There’s a thing in christian and other conferences circles. It’s the publicity stands that adorn the outskirts of many a conference hall or networking event. They’re usually manned by ‘the weekend staff’ a volunteer or the sole person in the organisation who has to be there to advertise the organisation or project or opportunity.

The stands bring out an array of reactions.

What’s noticeable from running a stand at a variety of places is that the mixture of reactions by the general public to such publicity stands.

Heres a few of the more popular ones;

1. The ‘can I get away with just taking a leaflet and not have a conversation’ person.  These people often glide past the stall holder, give no eye contact and head straight to the table, the leaflet, pick it up, give it a read, quite seriously. 

2. The ‘glazed eye view’ these people are easy to spot. They walk past stands with glazed eyes, polite smile but then walk on.

3. The overkeen. Mega enthusiastic people, go to every stand, sign up to everything but don’t commit to anything.

4. The freebie frenzy. They leave the christian conference with 30 free pencils, badges, USB sticks, 200 leaflets, 30 sweets.

5. The long conversation, difficult question people. Usually they appear when there’s 20 other people who look actually interested but you end up using up all your attention on the responses from this awkward customer who wants to know your theological position on mission or why anyone should do youth work with young people outside the church. Meanwhile the resources and possibility of 20 others goes untapped.

6. The person who thinks you’re someone else. So after a long conversation and interest, the persons says ‘oh I thought you were from ________ organisation,  not that one, sorry to waste your time, (sigh).

7. The person who only wants the free pencil, but acts politely and has a conversatiom  just to not feel too guilty about taking it.

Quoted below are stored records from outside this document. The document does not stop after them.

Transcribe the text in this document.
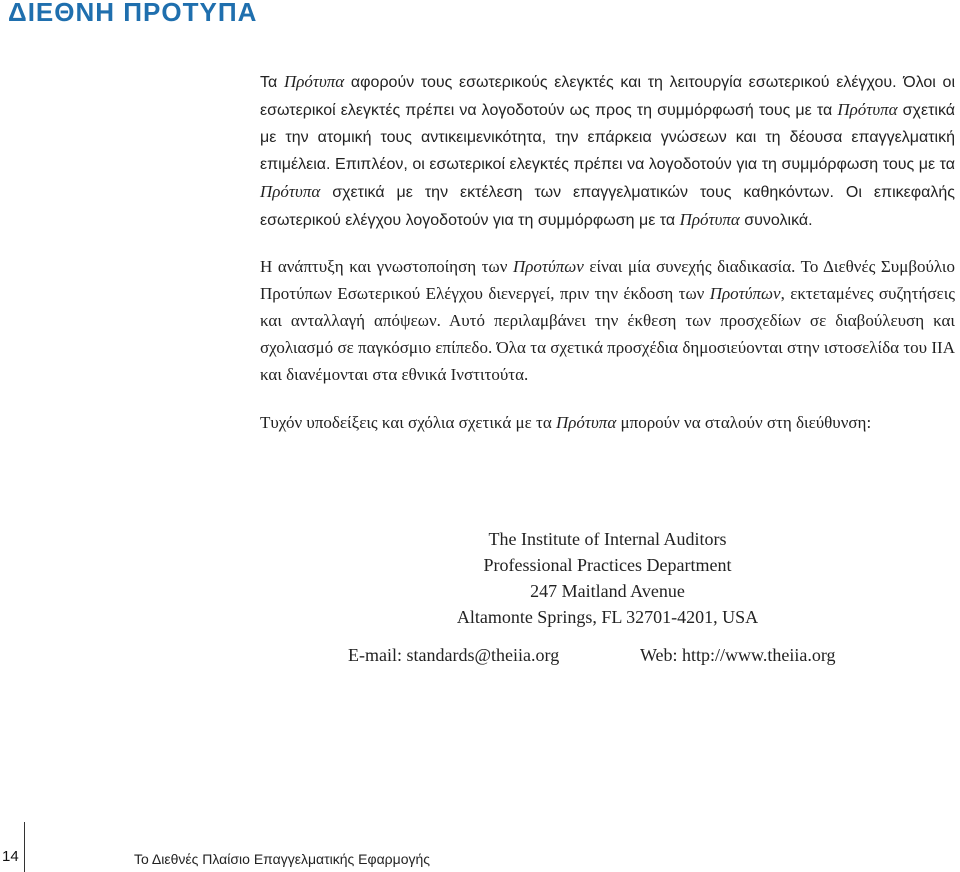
ΔΙΕΘΝΗ ΠΡΟΤΥΠΑ

Τα Πρότυπα αφορούν τους εσωτερικούς ελεγκτές και τη λειτουργία εσωτερικού ελέγχου. Όλοι οι εσωτερικοί ελεγκτές πρέπει να λογοδοτούν ως προς τη συμμόρφωσή τους με τα Πρότυπα σχετικά με την ατομική τους αντικειμενικότητα, την επάρκεια γνώσεων και τη δέουσα επαγγελματική επιμέλεια. Επιπλέον, οι εσωτερικοί ελεγκτές πρέπει να λογοδοτούν για τη συμμόρφωση τους με τα Πρότυπα σχετικά με την εκτέλεση των επαγγελματικών τους καθηκόντων. Οι επικεφαλής εσωτερικού ελέγχου λογοδοτούν για τη συμμόρφωση με τα Πρότυπα συνολικά.

Η ανάπτυξη και γνωστοποίηση των Προτύπων είναι μία συνεχής διαδικασία. Το Διεθνές Συμβούλιο Προτύπων Εσωτερικού Ελέγχου διενεργεί, πριν την έκδοση των Προτύπων, εκτεταμένες συζητήσεις και ανταλλαγή απόψεων. Αυτό περιλαμβάνει την έκθεση των προσχεδίων σε διαβούλευση και σχολιασμό σε παγκόσμιο επίπεδο. Όλα τα σχετικά προσχέδια δημοσιεύονται στην ιστοσελίδα του IIA και διανέμονται στα εθνικά Ινστιτούτα.

Τυχόν υποδείξεις και σχόλια σχετικά με τα Πρότυπα μπορούν να σταλούν στη διεύθυνση:

The Institute of Internal Auditors
Professional Practices Department
247 Maitland Avenue
Altamonte Springs, FL 32701-4201, USA
E-mail: standards@theiia.org	Web: http://www.theiia.org
14	Το Διεθνές Πλαίσιο Επαγγελματικής Εφαρμογής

8. And yes there’s the perfect person. Who asks good questions, listens intently and signs up, and then emails back and then participates in the programmes, course or opportunity. But its probably about 1 in every 8 people. Actually it’s more like 1 in every 18.

So. The conference stands, from the other side we watch how our displays have a strange reaction on the conference delegates. I guess from the other point of view there are a few approaches that work well for attracting people to a specific publicity stand and in a competitive christian market place these can be bigger brighter and more outlandish. Yet often the more useful or appropriate ministry for you in a church or as an individual might be the smaller stand or might not even be there at all playing the conference publicity game. Because for 1 opportunity out of 15-18 it’s often a tough gig and time consuming. Though there can be some really good networking & conversations between stand holders and shared opportunities too.